You cannot accuse someone of a crime without having a criminal statute to show they violated. The common law tort of assault is an offensive contact (offensive to a reasonably prudent person). If I can prove that against you in court, I’ve proven a case for damages. But criminal assault requires proving the elements of the relevant statute for assault. Even if I sue for the tort, I have to allege the elements of the tort. I can’t just say you did something to me to be established as an undetermined tort at sometime in the future. That’s essentially what Trump days over 60 times in 2020: he alleged “fraud!”, but couldn’t establish even one element. He repeatedly said “Let me do discovery and I’ll find something!” And the courts repeatedly threw out the cases, because it doesn’t work that way. But Trump at least alleged fraud. Here, the prosecutors alleged a crime to be named later. That’s the very definition of a kangaroo court. Recall the @trial” scene in “The Dark Knight Rises, when Gotham City has devolved into chaos and anarchy. The charges are all “We don’t like you!,” and the verdict us “Because we can!” But the grand jury said: “No, you can’t.”

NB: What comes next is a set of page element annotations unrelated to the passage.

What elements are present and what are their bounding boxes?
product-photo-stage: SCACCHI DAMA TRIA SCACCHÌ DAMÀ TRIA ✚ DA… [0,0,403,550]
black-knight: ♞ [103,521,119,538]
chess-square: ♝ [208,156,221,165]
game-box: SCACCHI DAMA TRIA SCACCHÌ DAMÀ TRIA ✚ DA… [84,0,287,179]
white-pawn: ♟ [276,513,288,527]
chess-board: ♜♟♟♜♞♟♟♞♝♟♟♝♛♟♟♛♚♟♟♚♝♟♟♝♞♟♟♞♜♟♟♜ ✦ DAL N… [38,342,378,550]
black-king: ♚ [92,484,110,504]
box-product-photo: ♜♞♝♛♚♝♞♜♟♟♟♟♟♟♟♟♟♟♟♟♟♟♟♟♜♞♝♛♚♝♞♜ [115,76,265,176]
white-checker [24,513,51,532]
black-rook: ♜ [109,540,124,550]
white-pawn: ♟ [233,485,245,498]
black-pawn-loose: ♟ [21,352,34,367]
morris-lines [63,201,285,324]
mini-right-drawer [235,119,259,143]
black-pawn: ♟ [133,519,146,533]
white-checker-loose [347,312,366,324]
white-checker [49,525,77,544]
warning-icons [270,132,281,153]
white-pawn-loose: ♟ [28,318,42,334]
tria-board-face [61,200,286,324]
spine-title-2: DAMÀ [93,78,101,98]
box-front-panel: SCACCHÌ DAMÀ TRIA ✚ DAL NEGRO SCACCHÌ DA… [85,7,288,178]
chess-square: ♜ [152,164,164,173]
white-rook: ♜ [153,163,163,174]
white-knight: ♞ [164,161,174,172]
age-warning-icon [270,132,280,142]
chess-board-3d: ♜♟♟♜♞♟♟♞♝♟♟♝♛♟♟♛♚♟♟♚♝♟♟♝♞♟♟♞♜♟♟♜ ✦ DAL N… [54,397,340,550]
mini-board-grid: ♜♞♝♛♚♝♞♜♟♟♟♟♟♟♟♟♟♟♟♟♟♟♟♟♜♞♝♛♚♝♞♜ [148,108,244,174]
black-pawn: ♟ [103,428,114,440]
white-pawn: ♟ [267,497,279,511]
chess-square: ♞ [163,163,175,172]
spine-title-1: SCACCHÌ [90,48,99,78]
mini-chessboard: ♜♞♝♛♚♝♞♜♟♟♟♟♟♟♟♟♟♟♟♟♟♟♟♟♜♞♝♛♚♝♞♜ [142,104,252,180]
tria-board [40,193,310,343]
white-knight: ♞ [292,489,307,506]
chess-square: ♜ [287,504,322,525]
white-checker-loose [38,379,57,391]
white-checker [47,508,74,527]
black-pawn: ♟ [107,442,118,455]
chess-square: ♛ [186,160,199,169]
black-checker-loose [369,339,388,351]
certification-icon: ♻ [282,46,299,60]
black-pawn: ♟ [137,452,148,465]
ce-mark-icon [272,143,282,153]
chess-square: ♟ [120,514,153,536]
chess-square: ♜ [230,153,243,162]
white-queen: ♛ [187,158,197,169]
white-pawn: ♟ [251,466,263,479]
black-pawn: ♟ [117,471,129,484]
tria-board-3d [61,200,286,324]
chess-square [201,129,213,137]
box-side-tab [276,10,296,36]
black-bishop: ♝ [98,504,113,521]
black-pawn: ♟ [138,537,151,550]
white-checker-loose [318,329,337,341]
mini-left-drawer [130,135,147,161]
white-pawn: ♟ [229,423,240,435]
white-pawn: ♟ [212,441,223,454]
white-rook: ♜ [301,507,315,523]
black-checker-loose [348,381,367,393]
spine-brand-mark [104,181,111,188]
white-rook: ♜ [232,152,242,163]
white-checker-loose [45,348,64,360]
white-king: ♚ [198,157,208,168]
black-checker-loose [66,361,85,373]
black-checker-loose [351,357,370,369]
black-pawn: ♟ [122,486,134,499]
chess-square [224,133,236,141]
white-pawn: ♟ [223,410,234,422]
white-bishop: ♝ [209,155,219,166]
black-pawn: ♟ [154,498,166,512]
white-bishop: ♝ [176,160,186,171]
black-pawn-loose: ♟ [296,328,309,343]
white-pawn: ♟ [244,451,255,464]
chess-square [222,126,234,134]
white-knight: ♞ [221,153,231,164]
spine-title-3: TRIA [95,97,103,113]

This is just such egregiously bad legal practice I’m surprised these people got law licenses (well, actually, I’m not. Licensure is not so much a way of controlling entry as it is controlling practice. In any case, it does neither very well.). I am surprised they weren’t fired, but then Trump has put Bondi and Pirro in charge, and fought to keep Halligan and Habba in office. The saving grace is that he already has a DOJ that can’t accomplish anything. For the country, however, that’s a very bad situation, indeed.

Which is where Sargent is wrong, however . The damage I mean is to the administration of justice, something government, through Art. II of the Constitution, is uniquely charged to do. There is no “next round” where matters get worse, except in the failure to administer justice. Trump can’t do any more harm to the DOJ, or through it. The authoritarian abuses are real enough, but those aren’t being ignored because the DOJ is now operating as the Three Stooges. It’s not “odd” to do what prosecutors tried to do here; it’s a violation of legal ethics and due process of law, at least. The only people “out on a limb” here is the Administration. And that limb is going to break. When the bough breaks, the cradle will fall.

And all the king’s horses, and all the king’s men, won’t be able to put Trump back together again.